Concurrence pédagogique : qu’est-ce qui fait peur à tout le monde ?

La carte scolaire n’a pas fini de faire couler de l’encre et pondre des décrets, des circulaires, calculer des quotas…

Il est évident que ce qui est engagé par le nouveau ministre ne change rien quant à la conception de la répartition uniquement territoriale des moyens scolaires. Les dérogations permettant seulement à quelques-uns d’échapper à un milieu, à un environnement considérés comme défavorables. Comme si la qualité d’un établissement dépendait du public qu’il reçoit. Comme si la qualité d’un jardin dépendait uniquement des graines que l’on y sèmerait et non des façons culturales et des amendements apportés au sol. Pour faire archaïque, difficile de faire mieux !

Ainsi que je l’ai déjà maintes fois répété, le seul choix rationnel possible n’est pas celui du territoire mais celui de la pédagogie ou de l’approche éducative privilégiée. Au contraire, il a été démontré, en milieu rural par exemple, à quel point la proximité était un facteur favorisant[1]. Ce n’est pas le choix du territoire (cas actuel) qui est à défendre mais le choix de ce qui peut se faire de différent sur le même territoire.
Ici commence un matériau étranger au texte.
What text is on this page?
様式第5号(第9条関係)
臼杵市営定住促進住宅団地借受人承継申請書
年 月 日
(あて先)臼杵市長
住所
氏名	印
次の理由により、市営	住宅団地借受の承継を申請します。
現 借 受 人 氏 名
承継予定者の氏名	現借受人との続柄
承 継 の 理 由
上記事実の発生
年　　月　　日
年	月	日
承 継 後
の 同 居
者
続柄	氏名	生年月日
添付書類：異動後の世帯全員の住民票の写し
Il est curieux de constater à quel point cette idée de permettre aux parents (et au moins aux ados) de choisir un type de pédagogie si celle-ci est clairement affichée donne des boutons à la totalité des partenaires du système éducatif. Comme il est curieux de constater que chaque projet d’établissement encore appelé « expérimental » se heurte à d’énormes difficultés chaque fois qu’il n’émane pas de l’institution elle-même.

Il encore curieux de constater que l’on continue d’ignorer et d’occulter toutes les expériences d’approches différentes qui se sont déroulées depuis près d’un siècle et qui ont donné toute satisfaction et continuent d’en donner même si elles s’effectuent avec des publics dits difficiles.
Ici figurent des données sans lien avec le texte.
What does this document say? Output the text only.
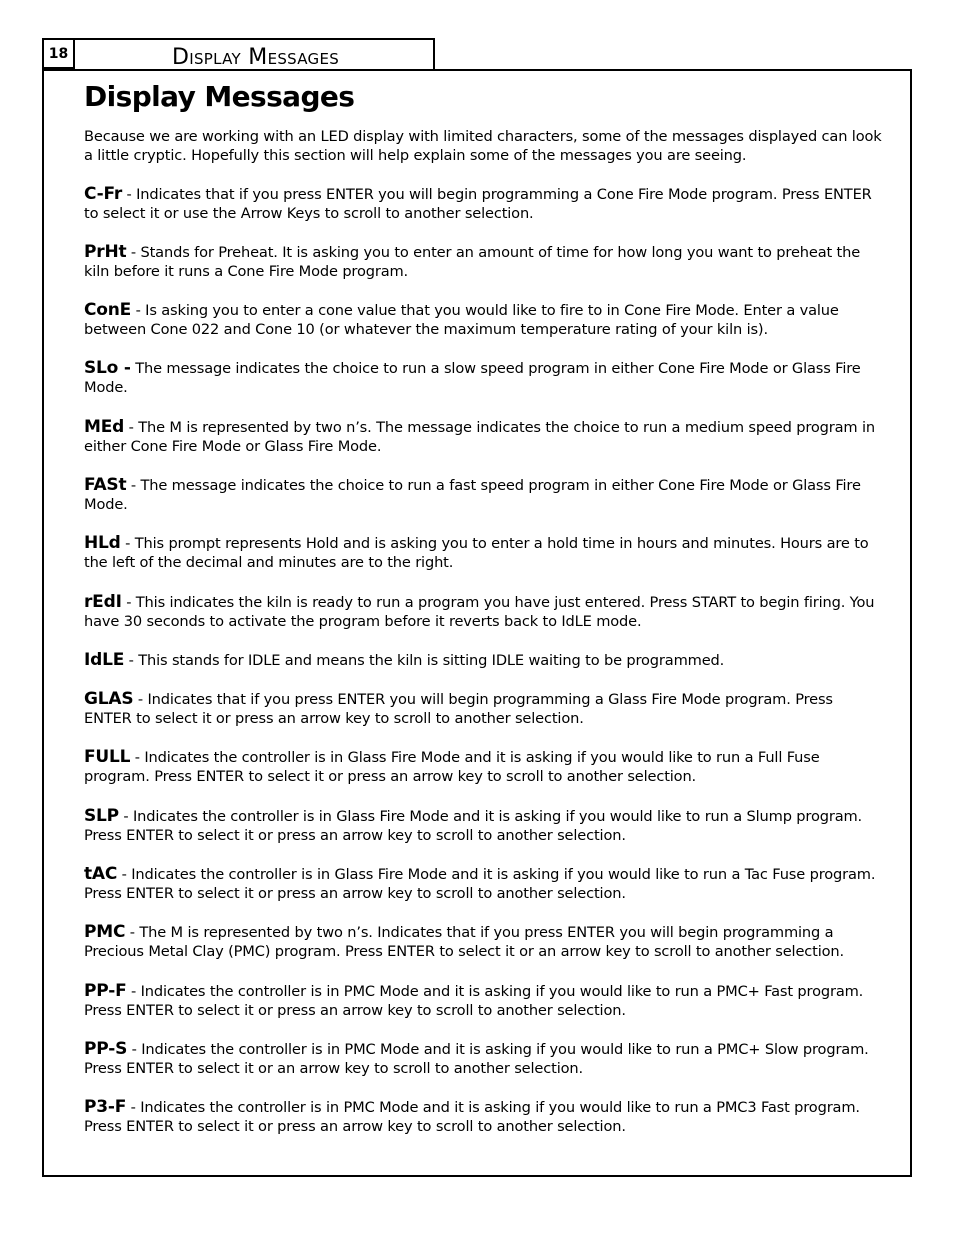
18	Display Messages
Display Messages

Because we are working with an LED display with limited characters, some of the messages displayed can look a little cryptic. Hopefully this section will help explain some of the messages you are seeing.

C-Fr - Indicates that if you press ENTER you will begin programming a Cone Fire Mode program. Press ENTER to select it or use the Arrow Keys to scroll to another selection.

PrHt - Stands for Preheat. It is asking you to enter an amount of time for how long you want to preheat the kiln before it runs a Cone Fire Mode program.

ConE - Is asking you to enter a cone value that you would like to fire to in Cone Fire Mode. Enter a value between Cone 022 and Cone 10 (or whatever the maximum temperature rating of your kiln is).

SLo - The message indicates the choice to run a slow speed program in either Cone Fire Mode or Glass Fire Mode.

MEd - The M is represented by two n’s. The message indicates the choice to run a medium speed program in either Cone Fire Mode or Glass Fire Mode.

FASt - The message indicates the choice to run a fast speed program in either Cone Fire Mode or Glass Fire Mode.

HLd - This prompt represents Hold and is asking you to enter a hold time in hours and minutes. Hours are to the left of the decimal and minutes are to the right.

rEdI - This indicates the kiln is ready to run a program you have just entered. Press START to begin firing. You have 30 seconds to activate the program before it reverts back to IdLE mode.

IdLE - This stands for IDLE and means the kiln is sitting IDLE waiting to be programmed.

GLAS - Indicates that if you press ENTER you will begin programming a Glass Fire Mode program. Press ENTER to select it or press an arrow key to scroll to another selection.

FULL - Indicates the controller is in Glass Fire Mode and it is asking if you would like to run a Full Fuse program. Press ENTER to select it or press an arrow key to scroll to another selection.

SLP - Indicates the controller is in Glass Fire Mode and it is asking if you would like to run a Slump program. Press ENTER to select it or press an arrow key to scroll to another selection.

tAC - Indicates the controller is in Glass Fire Mode and it is asking if you would like to run a Tac Fuse program. Press ENTER to select it or press an arrow key to scroll to another selection.

PMC - The M is represented by two n’s. Indicates that if you press ENTER you will begin programming a Precious Metal Clay (PMC) program. Press ENTER to select it or an arrow key to scroll to another selection.

PP-F - Indicates the controller is in PMC Mode and it is asking if you would like to run a PMC+ Fast program. Press ENTER to select it or press an arrow key to scroll to another selection.

PP-S - Indicates the controller is in PMC Mode and it is asking if you would like to run a PMC+ Slow program. Press ENTER to select it or an arrow key to scroll to another selection.

P3-F - Indicates the controller is in PMC Mode and it is asking if you would like to run a PMC3 Fast program. Press ENTER to select it or press an arrow key to scroll to another selection.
Il est vrai que ces approches différentes qui permettent d’aboutir à une amélioration des résultats « scolaires » sont toutes basées sur une autre conception des activités favorisées, des projets individuels ou collectifs permis et de l’auto-organisation qu’ils nécessitent, de l’implication très forte des enfants dans cette auto-organisation, de la très haute valeur accordée à l’expression, la création, la communication, etc. Autrement dit, ces approches différentes sont, dans les principes qui les sous-tendent, complètement opposées à l’approche classique actuellement généralisée. C’est bien au-delà des pratiques dénoncées ces derniers temps par les lobbys et chantres libéraux, simples variantes dans la même logique classique.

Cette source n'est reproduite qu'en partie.